Matthew Warchus's production skilfully negotiates the difficulty of combining high energy farce with a romantic plot that moves not towards the release of adultery but to high-minded renunciation and to re-entering the prison of marriage on slightly better terms. Henshall is sublimely funny in the scene where, posing as a hugely tall, eyelid-batting Spanish lady, he's hired by Fitzdottrel to teach the ladies modish skills. In an accent that combines prim Morningside and lisping snake-like Hispanic S's, he reels off great litanies of up-market cosmetics ("Water of gourdes, the white beans..."). But the actor is equally effective in those prolonged moments of silent inner wrestling when Wittipol has to come to terms with the fact that, in her current plight, Mistress Fitzdottrel (Joanna Roth) needs a friend not a lover.

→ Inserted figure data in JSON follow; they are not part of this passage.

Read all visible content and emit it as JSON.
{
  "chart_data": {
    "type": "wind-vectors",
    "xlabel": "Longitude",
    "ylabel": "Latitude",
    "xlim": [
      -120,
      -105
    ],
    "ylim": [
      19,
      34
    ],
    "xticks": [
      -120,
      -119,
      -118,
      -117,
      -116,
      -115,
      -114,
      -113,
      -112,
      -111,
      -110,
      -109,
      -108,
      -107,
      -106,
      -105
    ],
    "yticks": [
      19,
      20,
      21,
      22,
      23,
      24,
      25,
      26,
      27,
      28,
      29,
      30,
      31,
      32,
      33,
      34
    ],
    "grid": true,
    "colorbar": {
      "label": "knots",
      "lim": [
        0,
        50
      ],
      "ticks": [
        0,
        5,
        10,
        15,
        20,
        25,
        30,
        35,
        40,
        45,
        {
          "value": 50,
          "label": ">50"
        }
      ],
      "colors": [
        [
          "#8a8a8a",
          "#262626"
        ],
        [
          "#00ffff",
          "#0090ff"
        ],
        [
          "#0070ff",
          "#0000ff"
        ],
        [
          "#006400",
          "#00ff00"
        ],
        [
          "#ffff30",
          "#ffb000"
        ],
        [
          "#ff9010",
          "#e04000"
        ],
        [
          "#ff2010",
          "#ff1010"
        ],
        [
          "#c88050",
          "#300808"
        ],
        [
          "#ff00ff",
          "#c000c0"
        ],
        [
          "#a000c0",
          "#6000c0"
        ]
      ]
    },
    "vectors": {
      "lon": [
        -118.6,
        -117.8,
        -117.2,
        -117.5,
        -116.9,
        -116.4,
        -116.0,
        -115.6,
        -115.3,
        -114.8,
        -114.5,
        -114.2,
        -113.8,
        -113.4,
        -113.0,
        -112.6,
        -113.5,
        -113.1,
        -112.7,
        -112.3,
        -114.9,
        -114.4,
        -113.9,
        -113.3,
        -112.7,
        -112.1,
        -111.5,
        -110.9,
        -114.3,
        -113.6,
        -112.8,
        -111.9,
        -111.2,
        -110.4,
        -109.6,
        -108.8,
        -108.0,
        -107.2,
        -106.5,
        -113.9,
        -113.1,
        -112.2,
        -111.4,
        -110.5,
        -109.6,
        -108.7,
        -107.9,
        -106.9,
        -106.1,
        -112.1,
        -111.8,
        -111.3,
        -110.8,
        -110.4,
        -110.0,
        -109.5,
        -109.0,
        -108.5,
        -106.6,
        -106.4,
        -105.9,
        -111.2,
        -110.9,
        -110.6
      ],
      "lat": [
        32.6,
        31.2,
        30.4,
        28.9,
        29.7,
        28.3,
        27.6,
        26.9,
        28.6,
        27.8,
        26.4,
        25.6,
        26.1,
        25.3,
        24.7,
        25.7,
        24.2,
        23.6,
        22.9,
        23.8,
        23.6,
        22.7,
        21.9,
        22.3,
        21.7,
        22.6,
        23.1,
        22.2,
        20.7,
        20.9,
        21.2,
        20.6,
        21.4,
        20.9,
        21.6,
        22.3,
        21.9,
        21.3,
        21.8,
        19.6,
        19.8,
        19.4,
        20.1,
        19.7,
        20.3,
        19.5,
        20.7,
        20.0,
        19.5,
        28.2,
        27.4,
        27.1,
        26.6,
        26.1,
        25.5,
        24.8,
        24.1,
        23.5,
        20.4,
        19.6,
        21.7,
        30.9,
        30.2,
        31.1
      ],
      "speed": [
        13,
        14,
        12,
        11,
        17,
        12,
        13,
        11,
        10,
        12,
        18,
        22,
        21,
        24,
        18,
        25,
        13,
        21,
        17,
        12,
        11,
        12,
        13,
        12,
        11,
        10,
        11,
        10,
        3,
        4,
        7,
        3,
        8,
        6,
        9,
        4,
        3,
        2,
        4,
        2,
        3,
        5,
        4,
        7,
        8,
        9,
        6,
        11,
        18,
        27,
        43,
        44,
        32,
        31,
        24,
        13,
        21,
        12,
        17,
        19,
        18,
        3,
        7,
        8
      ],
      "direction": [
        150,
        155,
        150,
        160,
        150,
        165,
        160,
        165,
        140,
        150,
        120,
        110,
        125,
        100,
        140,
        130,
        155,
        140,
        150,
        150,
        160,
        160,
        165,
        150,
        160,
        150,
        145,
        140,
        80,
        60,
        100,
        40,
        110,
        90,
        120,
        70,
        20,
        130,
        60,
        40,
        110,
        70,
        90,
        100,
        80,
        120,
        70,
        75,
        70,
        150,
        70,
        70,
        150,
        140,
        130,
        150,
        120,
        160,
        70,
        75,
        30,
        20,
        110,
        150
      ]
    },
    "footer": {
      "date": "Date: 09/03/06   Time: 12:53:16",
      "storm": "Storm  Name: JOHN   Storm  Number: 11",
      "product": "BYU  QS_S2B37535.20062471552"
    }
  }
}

There are some fine performances here, among them that of John Nettles who is wreathed in insincere smiles and driven by desperate improvisatory energy as the projector Merecraft. If the production fails to convince you that this is one of Jonson's great plays, it's highly diverting none the less and whets your appetite for Warchus's forthcoming National Theatre Volpone, an outright masterpiece.